Но многие сотрудники компании вспоминают об этом несколько иначе. Они утверждают, что отеческая забота братьев Шлумпф была только вывеской, за которой скрывались прижимистость (особенно в отношении размеров зарплаты), заносчивость и авторитаризм. Находятся и такие, кто рассказывает, что Фриц имел привычку шпионить за своими сотрудниками сквозь отверстия в крыше здания.
При таких обвинениях Фриц впадает в негодование.
«Эти дерьмовые профсоюзы настроили моих рабочих против меня! То, что город Мюлуз сделал по отношению ко мне и к моему брату, иначе как позором и бесстыдством не назовешь».
И не он один придерживается такого мнения.
Самое интересное, что с ним вполне солидарен человек, который расследовал деятельность братьев во время войны, Бернар Тьери-Миг.
В 1981 году, когда ему уже было семьдесят восемь лет, он заявил одному репортеру, что, по его мнению, со Шлумпфами поступили бесчестно. И это после того, как он отказывался публично высказываться о братьях в течение всего времени, которое прошло со дня окончания его расследования. Он сказал, что Шлумпфы обанкротились не потому, что растрачивали фонды компании, а потому, что европейская текстильная промышленность перестала быть конкурентоспособной на мировом рынке. Впрочем, он отнюдь не считал Шлумпфов хорошими администраторами.

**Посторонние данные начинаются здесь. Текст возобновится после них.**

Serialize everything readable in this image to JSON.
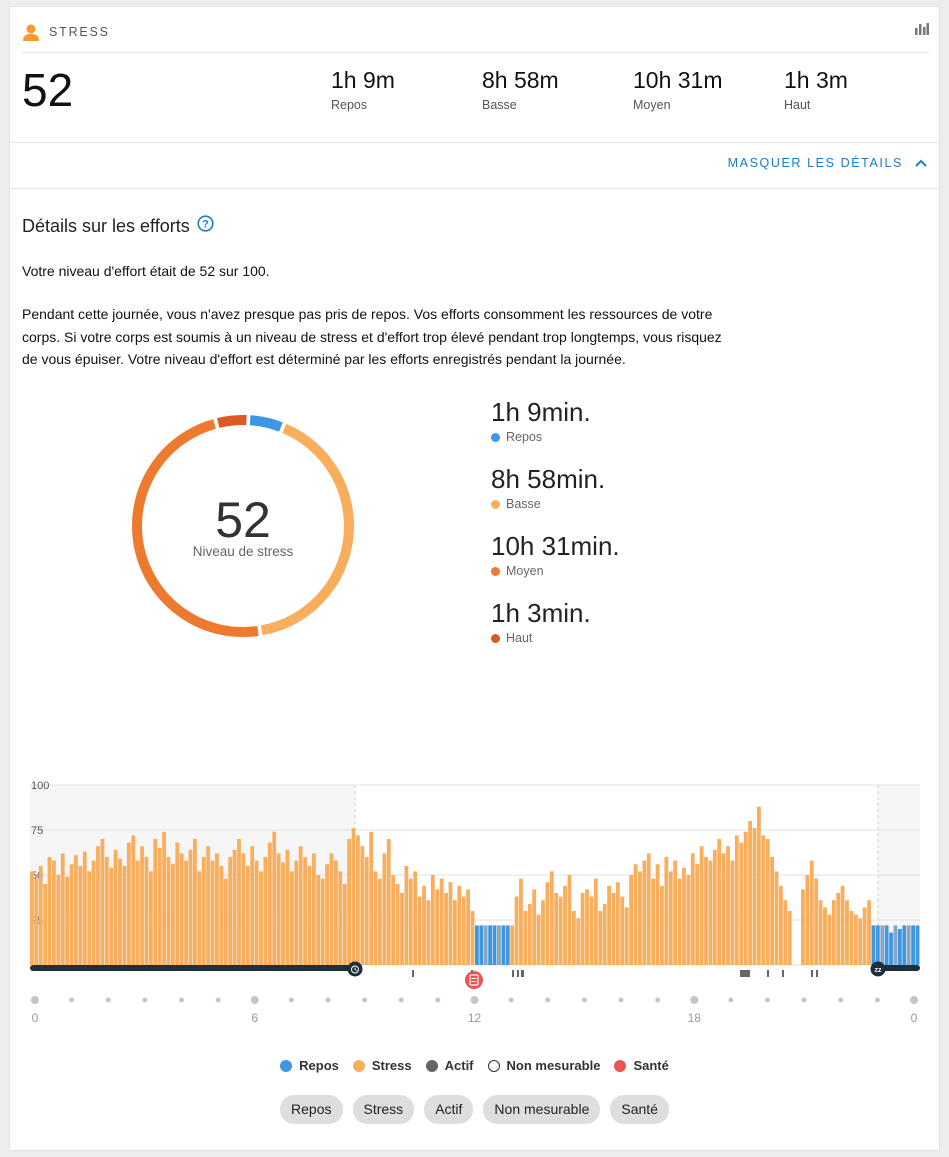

«Но ничего из того, что они сделали, не заслуживает того, чтобы конфисковать их машины. То, что произошло после их банкротства в 1976 году, было сделано с одной целью: купить их коллекцию по возможно низкой цене. И все это очень дурно пахнет».
Не сумев завладеть музеем иными способами и отлично понимая, какие перспективы он сулит для туристского бизнеса, городские власти Мюлуза и департамента Верхний Рейн решили для достижения своей цели воспользоваться банкротством братьев. Они выкупили музей у ликвидаторов, после того как некие «эксперты» оценили его в сорок четыре миллиона франков. Город и департамент собрали необходимую сумму и заявили о своем праве на коллекцию.

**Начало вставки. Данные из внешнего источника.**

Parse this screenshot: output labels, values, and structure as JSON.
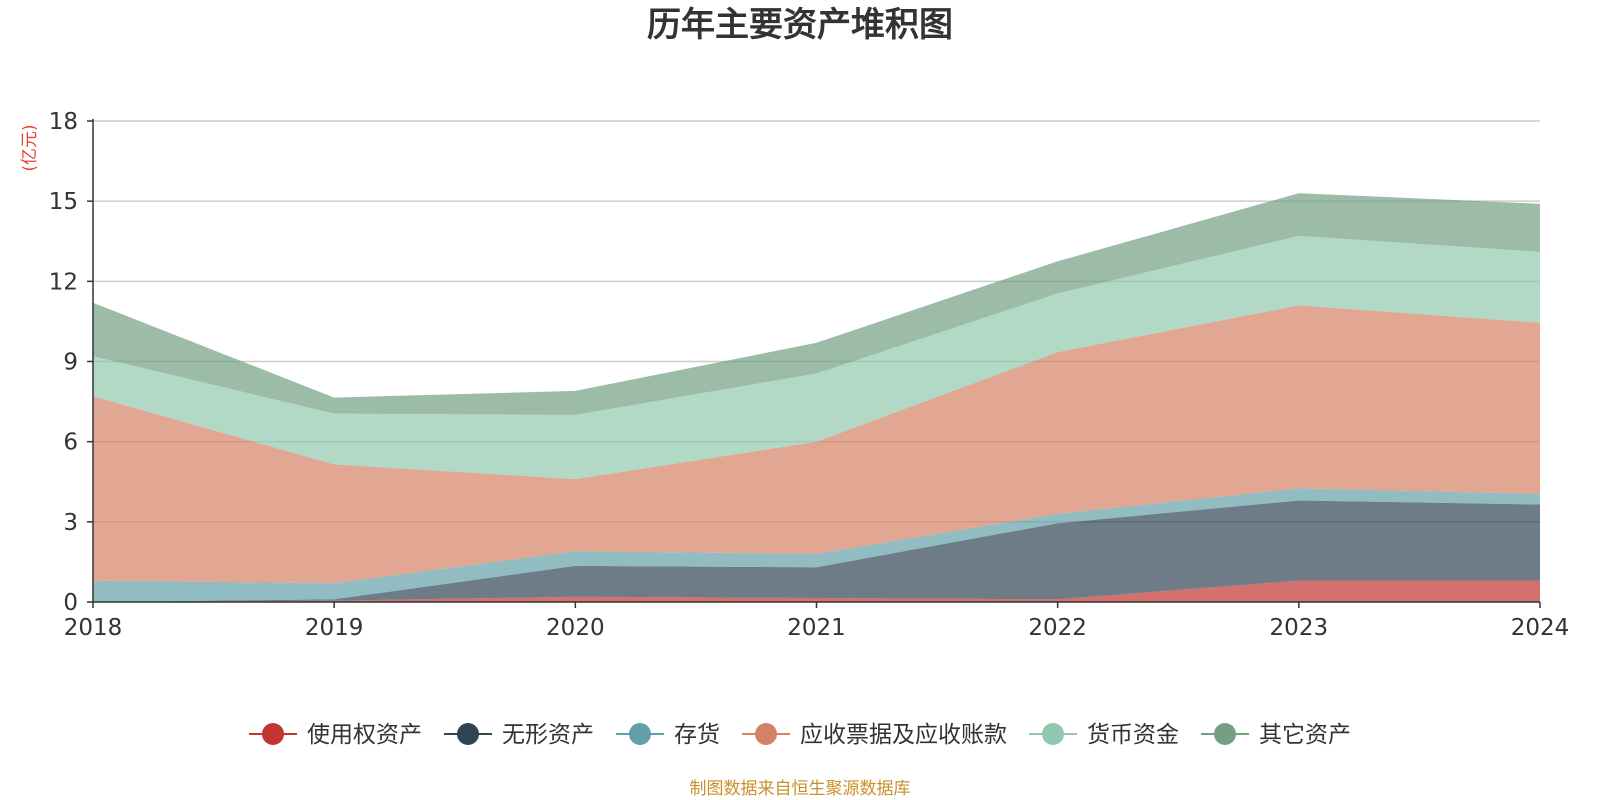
{
  "chart_data": {
    "type": "area",
    "stacked": true,
    "title": "历年主要资产堆积图",
    "unit_label": "(亿元)",
    "x": [
      "2018",
      "2019",
      "2020",
      "2021",
      "2022",
      "2023",
      "2024"
    ],
    "ylim": [
      0,
      18
    ],
    "yticks": [
      "0",
      "3",
      "6",
      "9",
      "12",
      "15",
      "18"
    ],
    "grid": true,
    "legend_position": "bottom",
    "series": [
      {
        "name": "使用权资产",
        "color": "#c23531",
        "values": [
          0.0,
          0.05,
          0.2,
          0.15,
          0.1,
          0.8,
          0.8
        ]
      },
      {
        "name": "无形资产",
        "color": "#2f4554",
        "values": [
          0.0,
          0.05,
          1.15,
          1.15,
          2.85,
          3.0,
          2.85
        ]
      },
      {
        "name": "存货",
        "color": "#61a0a8",
        "values": [
          0.8,
          0.6,
          0.55,
          0.5,
          0.35,
          0.45,
          0.4
        ]
      },
      {
        "name": "应收票据及应收账款",
        "color": "#d48265",
        "values": [
          6.9,
          4.45,
          2.7,
          4.2,
          6.05,
          6.85,
          6.4
        ]
      },
      {
        "name": "货币资金",
        "color": "#91c7ae",
        "values": [
          1.5,
          1.9,
          2.4,
          2.55,
          2.2,
          2.6,
          2.65
        ]
      },
      {
        "name": "其它资产",
        "color": "#749f83",
        "values": [
          2.0,
          0.6,
          0.9,
          1.15,
          1.2,
          1.6,
          1.8
        ]
      }
    ],
    "source_note": "制图数据来自恒生聚源数据库"
  }
}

Но оценить такую выдающуюся коллекцию не так просто, как казалось французским судебным инстанциям.
Фриц Шлумпф утверждает, что сегодня она стоит более шестисот миллионов франков, что составляет более — шестидесяти миллионов фунтов, или девяносто миллионов долларов.
Но когда кто-нибудь утверждает, что такая-то коллекция стоит столько-то и столько-то, то напрашивается вопрос: стоит для кого?
И вот здесь французские власти все очень хорошо продумали.
Первым делом, еще до того как коллекцию оценили, она была объявлена историческим памятником. И таким образом, согласно строгим французским законам, ее теперь нельзя было вывезти из страны. Ей надлежало непременно остаться во Франции. Это сразу сузило круг потенциальных покупателей. Суд также вынес постановление, что вся коллекция должна быть продана в одни руки, а не распродана по отдельности, и запретил выставлять ее на открытом аукционе. Все это сократило количество желающих купить коллекцию до одного покупателя консорциума, состоявшего из городских властей Мюлуза, департамента Верхний Рейн, Торговой палаты Мюлуза и местных туристических бюро. Французский суд попросту не дал возможности ликвидаторам получить за коллекцию ту (настоящую!) цену, которую она могла бы собрать на международном аукциона.